Knowing this information you can calculate the amount of AMS needed to reduce your alkalinity to the ideal level.
Yes we can because this is sufficient information to tell us what's in the product.
The chloride in 1 L of water is augmented by 22.5 mg/L which is 22.5/35.45 = 0.6347 mEq/L. The sulfate is augmented by 31 mg/L which is 31/48 = 0.6458 mEq/L. As both hydrochloric and sulfuric acid are strong with respect to mash pH we assume that the chloride and sulfate come from, respectively, those acids which would contribute hydrogen ions in quantity equal to the sum of the anion augmentation or 1.2805 mEq. They state that alkainity would be reduced by 64 mg/L which we assume to mean mg/L as CaCO3 in which case that means that 64/50 = 1.28 mEq/L protons have been supplied. As this is equal to the sum of the protons indicated by the chloride and sulfate increases we conclude that AMS is an equi
normal (WRT mash pH) mix of hydrochloric and sulfuric acids. This is the same conclusion we had previously drawn regarding this product but from Murphy's tables and not this data sheet.

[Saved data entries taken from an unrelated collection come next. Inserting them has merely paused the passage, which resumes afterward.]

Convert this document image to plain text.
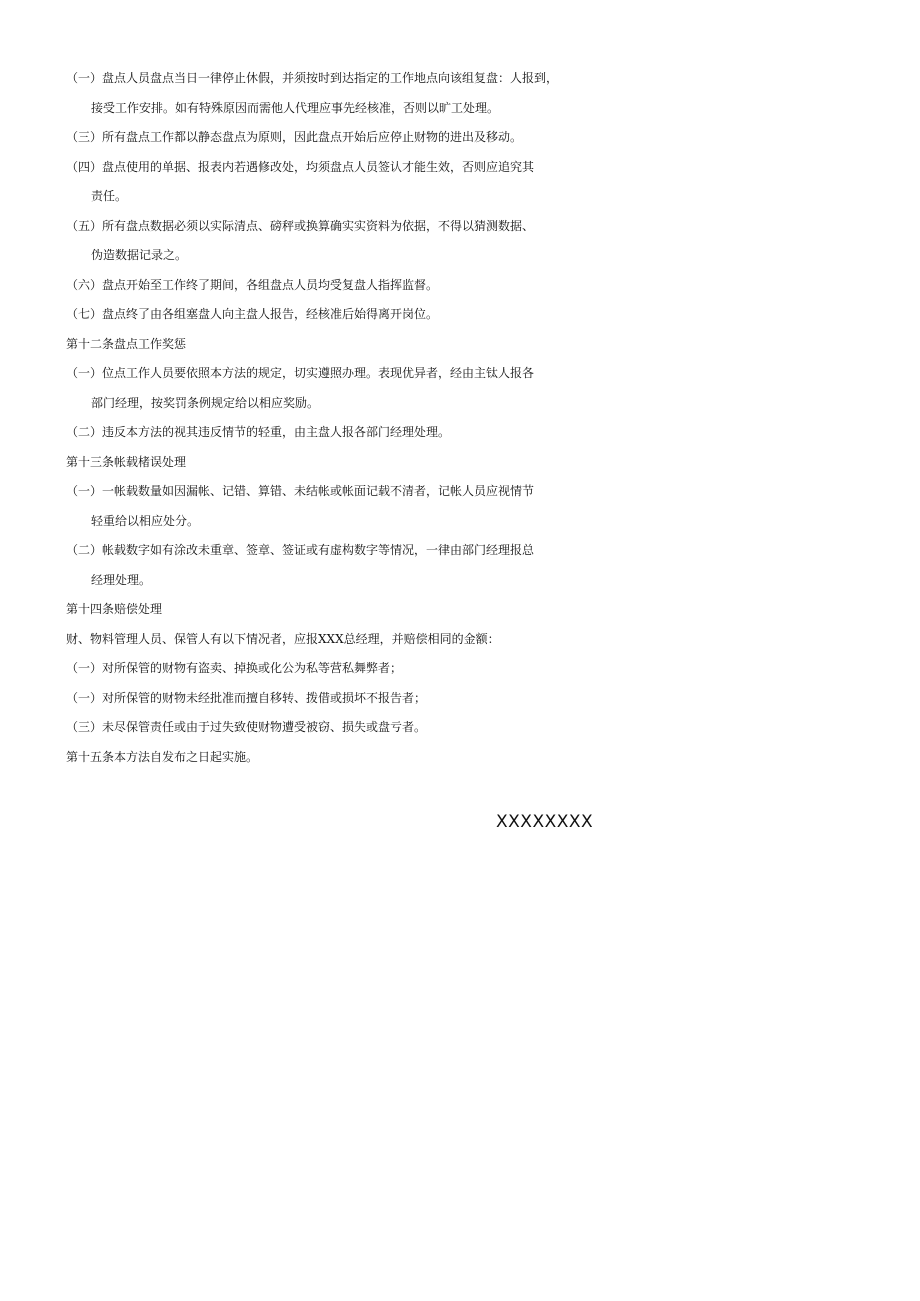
（一）盘点人员盘点当日一律停止休假，并须按时到达指定的工作地点向该组复盘：人报到，
接受工作安排。如有特殊原因而需他人代理应事先经核准，否则以旷工处理。
（三）所有盘点工作都以静态盘点为原则，因此盘点开始后应停止财物的进出及移动。
（四）盘点使用的单据、报表内若遇修改处，均须盘点人员签认才能生效，否则应追究其
责任。
（五）所有盘点数据必须以实际清点、磅秤或换算确实实资料为依据，不得以猜测数据、
伪造数据记录之。
（六）盘点开始至工作终了期间，各组盘点人员均受复盘人指挥监督。
（七）盘点终了由各组塞盘人向主盘人报告，经核准后始得离开岗位。
第十二条盘点工作奖惩
（一）位点工作人员要依照本方法的规定，切实遵照办理。表现优异者，经由主钛人报各
部门经理，按奖罚条例规定给以相应奖励。
（二）违反本方法的视其违反情节的轻重，由主盘人报各部门经理处理。
第十三条帐载楮误处理
（一）一帐载数量如因漏帐、记错、算错、未结帐或帐面记载不清者，记帐人员应视情节
轻重给以相应处分。
（二）帐载数字如有涂改未重章、签章、签证或有虚构数字等情况，一律由部门经理报总
经理处理。
第十四条赔偿处理
财、物料管理人员、保管人有以下情况者，应报XXX总经理，并赔偿相同的金额：
（一）对所保管的财物有盗卖、掉换或化公为私等营私舞弊者；
（一）对所保管的财物未经批准而擅自移转、拨借或损坏不报告者；
（三）未尽保管责任或由于过失致使财物遭受被窃、损失或盘亏者。
第十五条本方法自发布之日起实施。
XXXXXXXX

As the statment regards a hectolitre treated with 35 mL of the product we conclude that the hydrochloric normality, equal to the molarity, is about 100*0.6347/35 = 1.81 N (M) and that the sulfuric acid component is about 100*0.6458/35 = 1.85 N. As sulfuric acid is diprotic the molarity is half this. The normality of the solution tells us how much we need to use to handle a particular water. It is 100*1.2805/35 = 3.66 N.
Check: To eliminate 64 ppm alkalinity (1.28 mEq/L) from an hL of water we would need 100*1.28/3.66 = 34.97 mL.

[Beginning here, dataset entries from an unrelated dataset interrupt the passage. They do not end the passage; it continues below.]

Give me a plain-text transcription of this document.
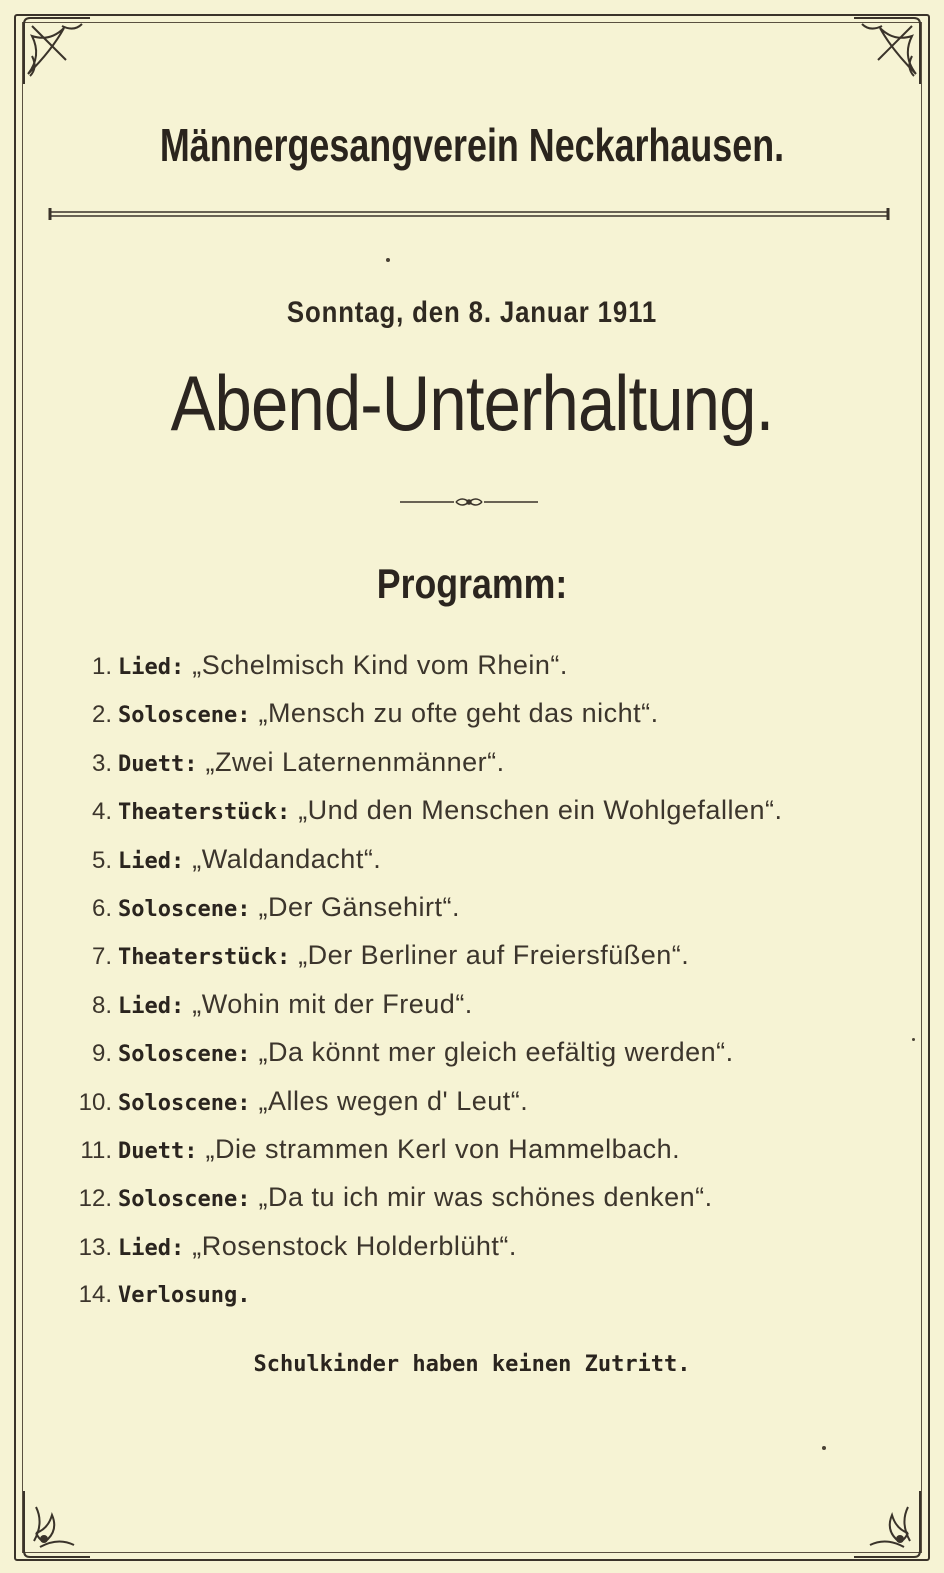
Männergesangverein Neckarhausen.
Sonntag, den 8. Januar 1911
Abend-Unterhaltung.
Programm:
1. Lied: „Schelmisch Kind vom Rhein“.
2. Soloscene: „Mensch zu ofte geht das nicht“.
3. Duett: „Zwei Laternenmänner“.
4. Theaterstück: „Und den Menschen ein Wohlgefallen“.
5. Lied: „Waldandacht“.
6. Soloscene: „Der Gänsehirt“.
7. Theaterstück: „Der Berliner auf Freiersfüßen“.
8. Lied: „Wohin mit der Freud“.
9. Soloscene: „Da könnt mer gleich eefältig werden“.
10. Soloscene: „Alles wegen d' Leut“.
11. Duett: „Die strammen Kerl von Hammelbach.
12. Soloscene: „Da tu ich mir was schönes denken“.
13. Lied: „Rosenstock Holderblüht“.
14. Verlosung.
Schulkinder haben keinen Zutritt.
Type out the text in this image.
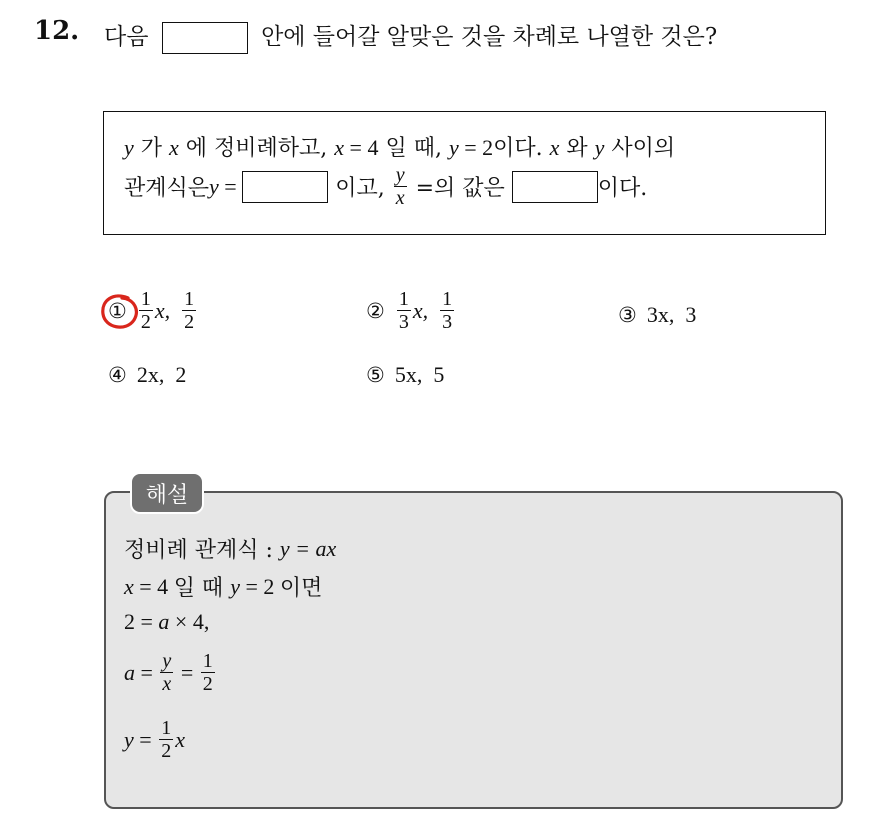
12. 다음	안에 들어갈 알맞은 것을 차례로 나열한 것은?
y 가 x 에 정비례하고, x = 4 일 때, y = 2이다. x 와 y 사이의
관계식은 y =	이고, $\frac{y}{x}$ =의 값은	이다.
① $\frac{1}{2} x$, $\frac{1}{2}$	② $\frac{1}{3} x$, $\frac{1}{3}$	③ 3x,  3
④ 2x,  2	⑤ 5x,  5
해설
정비례 관계식 : y = ax
x = 4 일 때 y = 2 이면
2 = a × 4,
$a = \frac{y}{x} = \frac{1}{2}$
$y = \frac{1}{2}$ x
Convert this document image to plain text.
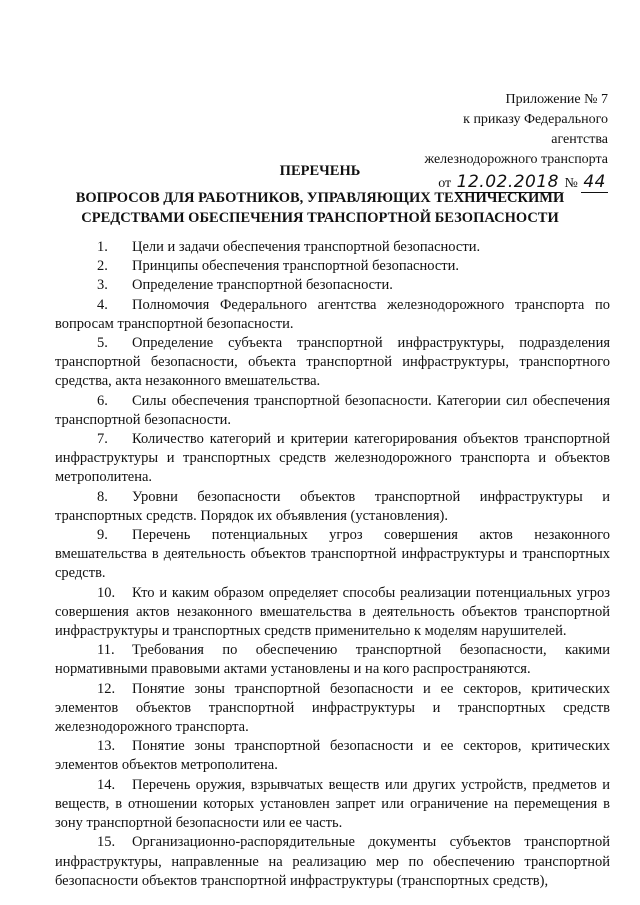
Приложение № 7
к приказу Федерального агентства
железнодорожного транспорта
от 12.02.2018 № 44
ПЕРЕЧЕНЬ
ВОПРОСОВ ДЛЯ РАБОТНИКОВ, УПРАВЛЯЮЩИХ ТЕХНИЧЕСКИМИ
СРЕДСТВАМИ ОБЕСПЕЧЕНИЯ ТРАНСПОРТНОЙ БЕЗОПАСНОСТИ

1. Цели и задачи обеспечения транспортной безопасности.

2. Принципы обеспечения транспортной безопасности.

3. Определение транспортной безопасности.

4. Полномочия Федерального агентства железнодорожного транспорта по вопросам транспортной безопасности.

5. Определение субъекта транспортной инфраструктуры, подразделения транспортной безопасности, объекта транспортной инфраструктуры, транспортного средства, акта незаконного вмешательства.

6. Силы обеспечения транспортной безопасности. Категории сил обеспечения транспортной безопасности.

7. Количество категорий и критерии категорирования объектов транспортной инфраструктуры и транспортных средств железнодорожного транспорта и объектов метрополитена.

8. Уровни безопасности объектов транспортной инфраструктуры и транспортных средств. Порядок их объявления (установления).

9. Перечень потенциальных угроз совершения актов незаконного вмешательства в деятельность объектов транспортной инфраструктуры и транспортных средств.

10. Кто и каким образом определяет способы реализации потенциальных угроз совершения актов незаконного вмешательства в деятельность объектов транспортной инфраструктуры и транспортных средств применительно к моделям нарушителей.

11. Требования по обеспечению транспортной безопасности, какими нормативными правовыми актами установлены и на кого распространяются.

12. Понятие зоны транспортной безопасности и ее секторов, критических элементов объектов транспортной инфраструктуры и транспортных средств железнодорожного транспорта.

13. Понятие зоны транспортной безопасности и ее секторов, критических элементов объектов метрополитена.

14. Перечень оружия, взрывчатых веществ или других устройств, предметов и веществ, в отношении которых установлен запрет или ограничение на перемещения в зону транспортной безопасности или ее часть.

15. Организационно-распорядительные документы субъектов транспортной инфраструктуры, направленные на реализацию мер по обеспечению транспортной безопасности объектов транспортной инфраструктуры (транспортных средств),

In fact we don't need to eliminate all the alkalinity but only about 90% of it (this is because alkalinity is measured to pH 4.5 and we only need to get to mash pH) thus is we had a hL of water of alkalinity 64 ppm as CaCO3 we would only need 0.9*100*1.28/3.66 = 31.5 mL.

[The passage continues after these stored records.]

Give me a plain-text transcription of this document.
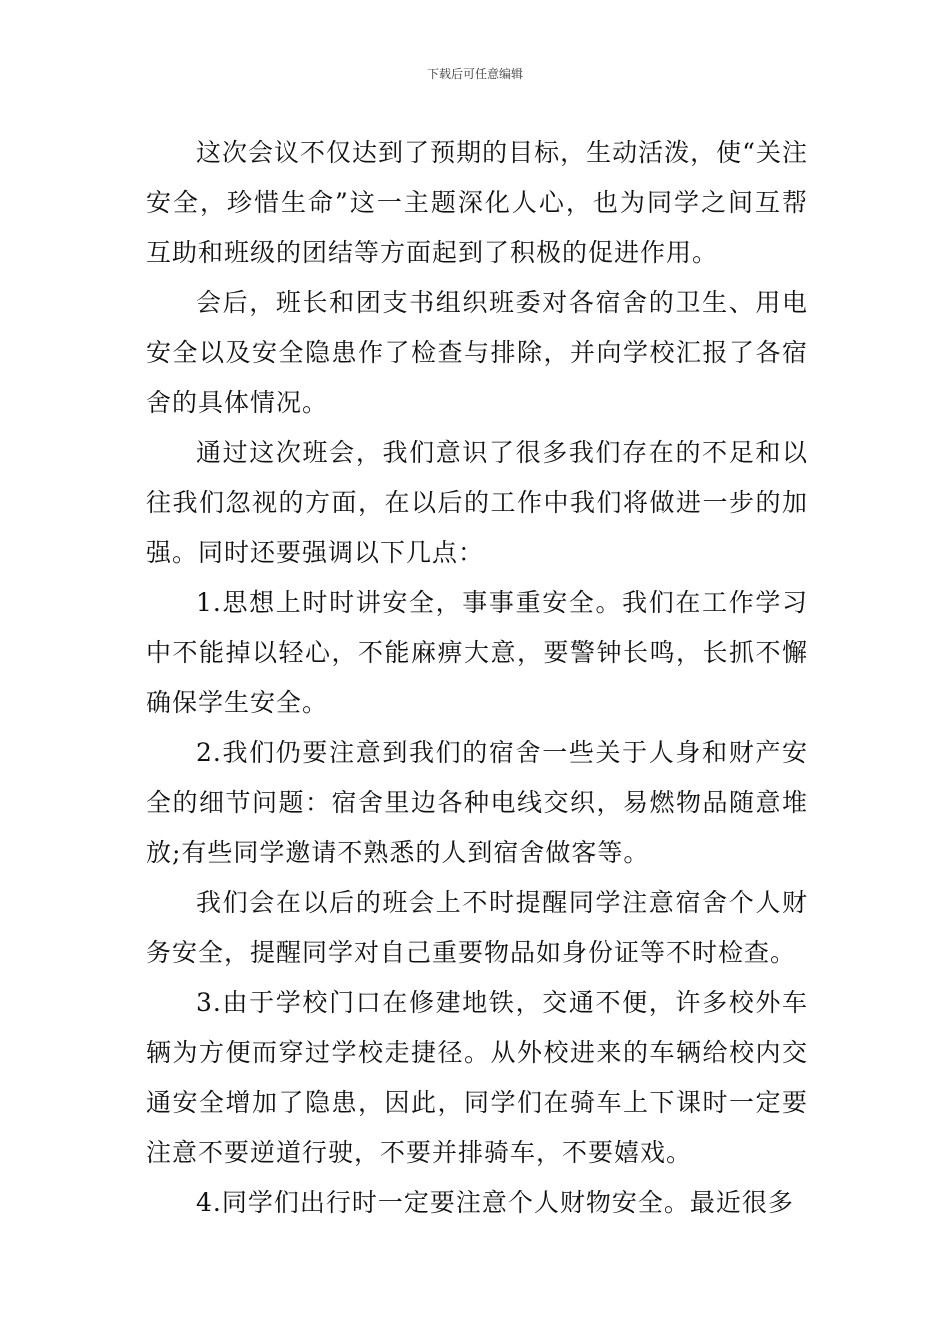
下载后可任意编辑

这次会议不仅达到了预期的目标，生动活泼，使“关注安全，珍惜生命”这一主题深化人心，也为同学之间互帮互助和班级的团结等方面起到了积极的促进作用。

会后，班长和团支书组织班委对各宿舍的卫生、用电安全以及安全隐患作了检查与排除，并向学校汇报了各宿舍的具体情况。

通过这次班会，我们意识了很多我们存在的不足和以往我们忽视的方面，在以后的工作中我们将做进一步的加强。同时还要强调以下几点：

1.思想上时时讲安全，事事重安全。我们在工作学习中不能掉以轻心，不能麻痹大意，要警钟长鸣，长抓不懈确保学生安全。

2.我们仍要注意到我们的宿舍一些关于人身和财产安全的细节问题：宿舍里边各种电线交织，易燃物品随意堆放;有些同学邀请不熟悉的人到宿舍做客等。

我们会在以后的班会上不时提醒同学注意宿舍个人财务安全，提醒同学对自己重要物品如身份证等不时检查。

3.由于学校门口在修建地铁，交通不便，许多校外车辆为方便而穿过学校走捷径。从外校进来的车辆给校内交通安全增加了隐患，因此，同学们在骑车上下课时一定要注意不要逆道行驶，不要并排骑车，不要嬉戏。

4.同学们出行时一定要注意个人财物安全。最近很多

In case this isn't clear to determine how much AMS to add to treat carbonaceous water:
1)Convert alkalinity in ppm to mEq/L by dividing by 50 (multiply by 2 and shift the decimal two to the left)
2)Compute 90% of this and multiply by the volume (L) of water you are treating
3)Divide by 3.66
The answer from step 2 is the acid requirement in mEq/L. If you are using any other acid divide by the normality of that acid rather than the normality of AMS is step 3.
If you want to neutralize an amount of alkalinity other than 90% just convert the amount you want to nuetralize to mEq/L, multiply by the number of L and divide by 3.66.
Also from their spec sheet:
COMPOSITION An acidic aqueous solution of mineral salts
If there are indeed any additional salts in the product they are clearly not chlorides or sulfates which leaves ???
AMS adjusts liquor alkalinity without the need for boiling by removing unwanted carbonate ions and adding desirable ions, such as chloride and
sulphate in the correct ratios, ideal for most beer styles.
Apparently they have decided that the correct ratio is 22:31::Cl:SO4 which just happens to be the ratio attained when the mix is equinormal in the two acids. Coincidence?